Nach dem Frühstück bei Bert’s haben uns Rainbow und Hot Wheels um acht am Hostel abgeholt. Die beiden hatten wir vor ein paar Tagen ja schon getroffen und sie haben gestern Yooper, Big Red und Blister in die Stadt gefahren. Heute haben sie einen Shuttlemarathon gemacht: wir fünf mit unseren Rucksäcken zum Trailhead, J.D. und Trip fünf Meilen weiter, weil sie mit ihrem Knie nicht klettern kann, und das Gepäck von Handstand, Apollo und Shanen ging nach Wind Gap, wohin die drei Slackpacken wollten (ohne die gesamte Ausrüstung wandern). Großartig von den beiden!

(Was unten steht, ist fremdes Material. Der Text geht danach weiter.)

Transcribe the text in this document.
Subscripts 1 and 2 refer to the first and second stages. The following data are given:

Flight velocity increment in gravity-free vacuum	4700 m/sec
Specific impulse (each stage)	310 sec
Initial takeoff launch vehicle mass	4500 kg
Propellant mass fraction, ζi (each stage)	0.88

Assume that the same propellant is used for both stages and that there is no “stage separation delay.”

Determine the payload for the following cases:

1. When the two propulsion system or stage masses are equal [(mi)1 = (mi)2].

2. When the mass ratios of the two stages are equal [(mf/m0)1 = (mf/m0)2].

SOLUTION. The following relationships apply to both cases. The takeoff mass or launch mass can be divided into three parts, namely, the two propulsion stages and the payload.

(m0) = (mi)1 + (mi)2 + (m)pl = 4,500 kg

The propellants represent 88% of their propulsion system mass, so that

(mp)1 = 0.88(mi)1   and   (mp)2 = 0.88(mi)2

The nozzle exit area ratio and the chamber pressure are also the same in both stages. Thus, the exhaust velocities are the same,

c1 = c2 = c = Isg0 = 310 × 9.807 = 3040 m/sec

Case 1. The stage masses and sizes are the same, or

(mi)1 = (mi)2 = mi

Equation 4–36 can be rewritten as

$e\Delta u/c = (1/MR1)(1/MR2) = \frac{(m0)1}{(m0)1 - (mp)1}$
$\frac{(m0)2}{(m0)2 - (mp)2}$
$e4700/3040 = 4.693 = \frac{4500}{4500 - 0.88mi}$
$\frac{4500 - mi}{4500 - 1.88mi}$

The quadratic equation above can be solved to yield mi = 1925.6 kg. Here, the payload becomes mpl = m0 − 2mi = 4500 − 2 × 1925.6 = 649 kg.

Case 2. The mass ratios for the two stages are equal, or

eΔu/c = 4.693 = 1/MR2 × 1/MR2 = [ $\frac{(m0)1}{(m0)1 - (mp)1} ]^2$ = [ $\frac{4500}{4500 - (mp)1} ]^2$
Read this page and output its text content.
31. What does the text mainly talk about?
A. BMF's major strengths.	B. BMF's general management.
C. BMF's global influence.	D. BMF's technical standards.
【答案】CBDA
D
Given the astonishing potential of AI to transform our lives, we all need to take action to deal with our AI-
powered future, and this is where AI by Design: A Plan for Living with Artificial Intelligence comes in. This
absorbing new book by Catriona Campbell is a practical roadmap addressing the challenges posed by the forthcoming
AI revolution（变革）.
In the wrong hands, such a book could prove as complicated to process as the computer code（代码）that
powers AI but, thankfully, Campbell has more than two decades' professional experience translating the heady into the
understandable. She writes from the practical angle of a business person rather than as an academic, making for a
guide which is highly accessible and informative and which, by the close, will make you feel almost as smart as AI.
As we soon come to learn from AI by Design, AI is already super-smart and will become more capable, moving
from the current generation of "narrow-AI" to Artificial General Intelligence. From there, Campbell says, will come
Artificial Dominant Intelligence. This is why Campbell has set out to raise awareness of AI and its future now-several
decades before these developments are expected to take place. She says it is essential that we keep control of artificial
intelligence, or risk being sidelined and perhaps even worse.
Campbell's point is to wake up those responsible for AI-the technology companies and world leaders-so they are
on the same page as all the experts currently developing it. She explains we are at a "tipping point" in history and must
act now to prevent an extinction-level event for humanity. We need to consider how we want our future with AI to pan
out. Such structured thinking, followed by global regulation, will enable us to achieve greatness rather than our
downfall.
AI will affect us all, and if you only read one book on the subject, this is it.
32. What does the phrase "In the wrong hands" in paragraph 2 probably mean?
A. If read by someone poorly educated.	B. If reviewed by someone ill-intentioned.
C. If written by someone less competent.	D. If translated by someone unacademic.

Zu fünft haben wir um neun diesen schrecklichen, schrecklichen Aufstieg in Angriff genommen. „Die schwerste Section vor den White Mountains“, „Das schlimmste, was ich bisher auf dem Trail erlebt habe“ es war mal wieder die ganz große Panik vorab! Wir hatten richtig viel Spaß auf dem Weg nach oben. Das Wetter war viel angenehmer als die letzten Tage, vor allem merklich kühler und es macht einen großen Unterschied, ob man sowas alleine oder als Gruppe macht! Wie sagte Yooper mal so schön: „Wir sind zwar nicht die schnellsten Wanderer, aber die fröhlichsten!“ Die ganze Kletterei war eine einzige Fotosession und die Ausblicke von diesem Felshaufen gigantisch.

Irgendwo in der Mitte hat uns BMW, ein weiterer Deutscher, überholt. Der sah nicht ganz so fröhlich aus wie wir. Er hatte die letzte Nacht aber auch draußen verbracht. Wir sind langsam aber stetig und des Öfteren auf allen vieren die Felsen hochgekrabbelt. Nach gut einer Stunde waren wir oben. Ich hatte mit mehr gerechnet und es mir auch viel schwieriger vorgestellt! Es war nicht einfach, aber wir waren jetzt nicht völlig fertig.

Weiter ging es oberhalb von Palmerton und der Zinkschmelze, die der Grund für diesen kahlen Berg war. Bis in die Achtziger haben die Dämpfe von dort alle Pflanzen hier oben gekillt. So langsam wir es wieder grüner und die Renaturierungsbemühungen tragen Früchte. Es sind bisher vor allem Gräser und Sträucher, das perfekte Zeckenhabitat! In der erste Pause musste Yooper eine von Blisters Bein entfernen und auf meiner Hose waren auch drei unterwegs. Die Gräser sollten wir aber bald hinter uns lassen um wieder durch felsigeres Gelände unterwegs zu sein. Das macht uns so langsam echt die Füße kaputt!

Bis zur Mittagspause um halb zwei hatten wir erst sechs Meilen geschafft. Ok, da lagen der große und ein kleiner, fieser Anstieg drin aber so langsam mussten wir voran kommen! Als es um zwei weiter ging, hat Veronika angefangen Dampf zu machen. Sie vorneweg, dann ich, dann Blister und Yooper und Big Red irgendwo hinter uns. Nach zwei Stunden waren wir drei vorne zwar ziemlich schweigsam aber auch echt fix unterwegs. Dafür, dass es erst sein fünfter Tag hier draußen ist, hat mich Blister ziemlich beeindruckt! Er hat sich an uns rangehängt und nicht mehr locker gelassen. Klar war er am Ende völlig fertig aber das waren wir auch. Der Aufstieg steckte uns doch ein wenig in den Muskeln.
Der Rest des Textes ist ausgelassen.